On the plane from NZ to Madrid l watched two films which dealt with the idea of Artificial Intelligence – Chappie
and Ex Machina.
Just recently I read “For want of a Nail
” by Mary Robinette Kowal which, like the films raises some fascinating questions about identity and how we learn about who we are and our place in the world.
How is knowledge given to the “machine” or robot? Where does the intelligence come from? Whose intelligence is it? Can it “learn” or does it just acquire information or facts. Is it able to attach meaning to the information? Just like an online translation service the output is only as good as what has been input. The words are there but the nuances of the language are missing.
We can learn about the world from books, from the internet, we can “see” the world through the millions of photos , videos and TV documentaries and we can learn about cultures and people. But travel offers the chance to touch and feel and smell and taste and hear. How do you transfer those tangible aspects of knowledge to a machine? These are the things that give understanding and compassion to knowledge. Those two films and the book dwell on that idea of humanity. A sense of belonging to the world, of having your place in the world, interacting with people , the culture and the environment.
“Without deviation from the norm, progress is not possible” said Frank Zappa.
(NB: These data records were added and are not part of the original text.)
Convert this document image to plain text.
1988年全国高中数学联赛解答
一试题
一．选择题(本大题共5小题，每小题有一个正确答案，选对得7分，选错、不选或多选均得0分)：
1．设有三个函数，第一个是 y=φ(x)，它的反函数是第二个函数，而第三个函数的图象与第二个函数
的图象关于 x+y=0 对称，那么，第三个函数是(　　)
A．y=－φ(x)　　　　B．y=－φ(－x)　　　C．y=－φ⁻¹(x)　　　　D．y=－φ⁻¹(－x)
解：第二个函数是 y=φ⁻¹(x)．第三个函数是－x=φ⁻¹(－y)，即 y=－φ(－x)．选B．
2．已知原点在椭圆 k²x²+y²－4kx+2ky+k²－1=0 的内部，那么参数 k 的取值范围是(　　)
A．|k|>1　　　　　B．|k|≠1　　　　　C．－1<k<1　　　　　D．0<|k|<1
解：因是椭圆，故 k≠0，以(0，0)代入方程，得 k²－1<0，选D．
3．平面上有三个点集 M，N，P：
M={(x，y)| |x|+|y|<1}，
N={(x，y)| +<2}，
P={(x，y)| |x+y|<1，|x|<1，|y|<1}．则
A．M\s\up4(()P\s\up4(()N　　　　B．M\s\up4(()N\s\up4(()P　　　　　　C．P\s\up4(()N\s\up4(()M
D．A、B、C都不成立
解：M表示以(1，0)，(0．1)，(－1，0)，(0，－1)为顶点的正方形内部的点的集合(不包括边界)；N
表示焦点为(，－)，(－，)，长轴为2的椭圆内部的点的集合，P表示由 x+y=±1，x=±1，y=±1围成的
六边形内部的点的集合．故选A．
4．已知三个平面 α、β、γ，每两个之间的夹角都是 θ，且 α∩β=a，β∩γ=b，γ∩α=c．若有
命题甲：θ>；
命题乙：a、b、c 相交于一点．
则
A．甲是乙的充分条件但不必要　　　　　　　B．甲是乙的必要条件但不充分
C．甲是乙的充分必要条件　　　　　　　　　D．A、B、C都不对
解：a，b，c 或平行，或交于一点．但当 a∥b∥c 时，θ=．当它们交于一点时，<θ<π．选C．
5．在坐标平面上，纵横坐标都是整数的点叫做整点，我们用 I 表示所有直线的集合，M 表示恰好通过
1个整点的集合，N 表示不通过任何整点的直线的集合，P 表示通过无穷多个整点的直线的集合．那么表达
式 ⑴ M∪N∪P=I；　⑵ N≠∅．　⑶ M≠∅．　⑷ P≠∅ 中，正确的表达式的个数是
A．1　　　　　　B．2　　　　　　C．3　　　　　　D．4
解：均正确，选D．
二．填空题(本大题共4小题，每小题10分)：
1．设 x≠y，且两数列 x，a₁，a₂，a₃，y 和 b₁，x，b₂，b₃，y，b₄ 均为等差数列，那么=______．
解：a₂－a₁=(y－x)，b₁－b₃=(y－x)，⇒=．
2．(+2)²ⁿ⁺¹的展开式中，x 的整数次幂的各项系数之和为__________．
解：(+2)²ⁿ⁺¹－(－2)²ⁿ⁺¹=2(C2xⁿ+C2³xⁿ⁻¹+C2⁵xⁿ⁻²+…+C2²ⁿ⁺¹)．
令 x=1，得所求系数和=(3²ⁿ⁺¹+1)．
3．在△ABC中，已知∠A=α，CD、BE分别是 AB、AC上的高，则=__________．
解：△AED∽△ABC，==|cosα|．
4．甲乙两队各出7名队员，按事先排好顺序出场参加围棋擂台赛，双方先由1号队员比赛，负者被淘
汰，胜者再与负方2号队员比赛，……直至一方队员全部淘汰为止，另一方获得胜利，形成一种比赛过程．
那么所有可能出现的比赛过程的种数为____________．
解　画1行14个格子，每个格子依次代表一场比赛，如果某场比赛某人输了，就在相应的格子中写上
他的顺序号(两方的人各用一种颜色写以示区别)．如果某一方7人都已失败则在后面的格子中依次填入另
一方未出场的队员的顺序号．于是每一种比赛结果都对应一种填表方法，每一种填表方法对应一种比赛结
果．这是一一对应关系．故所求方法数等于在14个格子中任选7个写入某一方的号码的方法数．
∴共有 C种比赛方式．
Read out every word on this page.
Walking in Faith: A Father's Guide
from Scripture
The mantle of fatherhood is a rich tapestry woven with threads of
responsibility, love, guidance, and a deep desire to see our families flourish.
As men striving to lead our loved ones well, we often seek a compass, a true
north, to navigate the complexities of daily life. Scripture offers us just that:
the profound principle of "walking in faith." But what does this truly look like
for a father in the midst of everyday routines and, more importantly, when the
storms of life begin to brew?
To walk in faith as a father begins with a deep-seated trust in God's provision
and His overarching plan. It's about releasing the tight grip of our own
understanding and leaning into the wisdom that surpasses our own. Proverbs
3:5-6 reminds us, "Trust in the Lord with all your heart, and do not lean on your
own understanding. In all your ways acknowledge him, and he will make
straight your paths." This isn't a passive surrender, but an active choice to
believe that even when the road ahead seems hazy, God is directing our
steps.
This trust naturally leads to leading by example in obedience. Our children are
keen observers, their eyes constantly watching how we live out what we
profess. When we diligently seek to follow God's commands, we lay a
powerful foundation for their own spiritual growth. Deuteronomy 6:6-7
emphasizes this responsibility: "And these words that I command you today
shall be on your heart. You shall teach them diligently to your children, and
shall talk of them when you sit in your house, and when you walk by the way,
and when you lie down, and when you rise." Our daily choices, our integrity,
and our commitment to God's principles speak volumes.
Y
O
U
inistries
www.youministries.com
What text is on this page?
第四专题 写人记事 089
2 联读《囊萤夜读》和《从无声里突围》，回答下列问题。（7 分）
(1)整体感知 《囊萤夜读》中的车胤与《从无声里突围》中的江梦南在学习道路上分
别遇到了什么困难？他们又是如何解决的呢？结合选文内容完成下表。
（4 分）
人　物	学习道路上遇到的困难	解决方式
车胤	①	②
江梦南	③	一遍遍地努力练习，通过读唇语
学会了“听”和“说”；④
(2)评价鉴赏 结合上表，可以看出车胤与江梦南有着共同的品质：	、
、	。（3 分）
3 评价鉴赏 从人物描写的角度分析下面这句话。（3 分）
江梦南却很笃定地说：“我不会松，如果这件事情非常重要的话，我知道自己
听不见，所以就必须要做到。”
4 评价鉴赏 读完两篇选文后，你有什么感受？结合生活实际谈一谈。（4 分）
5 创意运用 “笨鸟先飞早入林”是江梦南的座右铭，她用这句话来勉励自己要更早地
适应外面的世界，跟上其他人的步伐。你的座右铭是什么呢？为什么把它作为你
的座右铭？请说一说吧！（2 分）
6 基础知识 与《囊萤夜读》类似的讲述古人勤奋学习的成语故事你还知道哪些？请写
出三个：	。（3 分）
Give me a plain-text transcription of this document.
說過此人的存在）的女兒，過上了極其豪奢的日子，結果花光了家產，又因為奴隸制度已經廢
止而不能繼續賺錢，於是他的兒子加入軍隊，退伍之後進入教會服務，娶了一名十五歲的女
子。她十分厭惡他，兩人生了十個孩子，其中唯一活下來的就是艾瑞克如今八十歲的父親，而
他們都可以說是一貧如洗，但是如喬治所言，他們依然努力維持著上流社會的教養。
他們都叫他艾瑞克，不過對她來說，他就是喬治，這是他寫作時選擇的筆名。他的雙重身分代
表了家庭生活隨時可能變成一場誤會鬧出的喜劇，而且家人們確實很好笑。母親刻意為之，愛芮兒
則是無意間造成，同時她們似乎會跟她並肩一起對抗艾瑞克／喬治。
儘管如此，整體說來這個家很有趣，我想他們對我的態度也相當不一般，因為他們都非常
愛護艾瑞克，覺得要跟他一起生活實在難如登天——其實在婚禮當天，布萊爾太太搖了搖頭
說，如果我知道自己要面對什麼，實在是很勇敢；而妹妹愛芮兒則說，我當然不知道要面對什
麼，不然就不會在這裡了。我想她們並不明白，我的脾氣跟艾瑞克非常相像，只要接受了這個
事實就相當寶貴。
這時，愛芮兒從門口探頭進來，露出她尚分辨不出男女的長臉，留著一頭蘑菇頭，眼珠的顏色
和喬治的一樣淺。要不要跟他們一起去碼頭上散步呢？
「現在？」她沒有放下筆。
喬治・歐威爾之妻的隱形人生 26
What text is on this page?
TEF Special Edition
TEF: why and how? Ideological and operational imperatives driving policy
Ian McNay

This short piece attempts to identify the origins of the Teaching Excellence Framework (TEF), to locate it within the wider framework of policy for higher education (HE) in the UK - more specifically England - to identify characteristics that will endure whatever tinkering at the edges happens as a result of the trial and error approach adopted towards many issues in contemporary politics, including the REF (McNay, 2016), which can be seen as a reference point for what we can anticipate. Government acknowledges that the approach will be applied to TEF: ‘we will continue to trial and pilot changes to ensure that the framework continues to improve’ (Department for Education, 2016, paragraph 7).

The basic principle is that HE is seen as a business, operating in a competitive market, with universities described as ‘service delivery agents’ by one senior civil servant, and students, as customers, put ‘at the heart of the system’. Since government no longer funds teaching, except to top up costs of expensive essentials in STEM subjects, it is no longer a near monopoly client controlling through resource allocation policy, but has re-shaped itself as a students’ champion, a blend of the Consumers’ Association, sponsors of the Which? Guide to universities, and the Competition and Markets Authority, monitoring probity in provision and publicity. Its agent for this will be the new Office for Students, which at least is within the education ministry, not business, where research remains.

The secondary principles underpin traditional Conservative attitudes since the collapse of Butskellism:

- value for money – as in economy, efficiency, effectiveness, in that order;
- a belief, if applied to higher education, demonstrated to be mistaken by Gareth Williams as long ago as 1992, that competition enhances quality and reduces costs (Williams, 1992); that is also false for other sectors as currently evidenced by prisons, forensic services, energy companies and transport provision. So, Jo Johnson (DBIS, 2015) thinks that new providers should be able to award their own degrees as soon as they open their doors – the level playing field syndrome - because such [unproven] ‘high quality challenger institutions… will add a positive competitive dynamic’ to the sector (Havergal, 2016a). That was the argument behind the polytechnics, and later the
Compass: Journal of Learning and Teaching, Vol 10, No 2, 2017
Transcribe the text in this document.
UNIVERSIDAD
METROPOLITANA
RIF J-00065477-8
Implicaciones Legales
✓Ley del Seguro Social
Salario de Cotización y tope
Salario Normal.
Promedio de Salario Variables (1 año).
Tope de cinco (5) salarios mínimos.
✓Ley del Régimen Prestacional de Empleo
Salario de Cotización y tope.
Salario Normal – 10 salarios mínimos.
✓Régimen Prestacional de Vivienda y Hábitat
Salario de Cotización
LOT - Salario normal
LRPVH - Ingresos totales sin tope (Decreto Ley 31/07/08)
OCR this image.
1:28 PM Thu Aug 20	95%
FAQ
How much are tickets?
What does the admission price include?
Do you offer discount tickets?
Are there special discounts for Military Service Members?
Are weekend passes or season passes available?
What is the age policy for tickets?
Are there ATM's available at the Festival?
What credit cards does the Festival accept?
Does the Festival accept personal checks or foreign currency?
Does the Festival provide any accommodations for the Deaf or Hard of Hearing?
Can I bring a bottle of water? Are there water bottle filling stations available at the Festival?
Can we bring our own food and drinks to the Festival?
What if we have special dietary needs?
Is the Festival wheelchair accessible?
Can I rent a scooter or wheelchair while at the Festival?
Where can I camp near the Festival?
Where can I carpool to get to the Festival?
So as those of us with travel lust stand looking out across the ocean planning our next adventure we have to be careful not to just “collect ” experiences like souvenirs. We mustn’t allow information to be simply stored in our database. We need to go out of our way, deviate from the norm, go off the beaten track, immerse ourselves and be open to having our perceptions challenged. To truly learn we have to connect with people and touch, feel, see, smell and taste and we must let those experiences inform who we are and make a difference to our lives.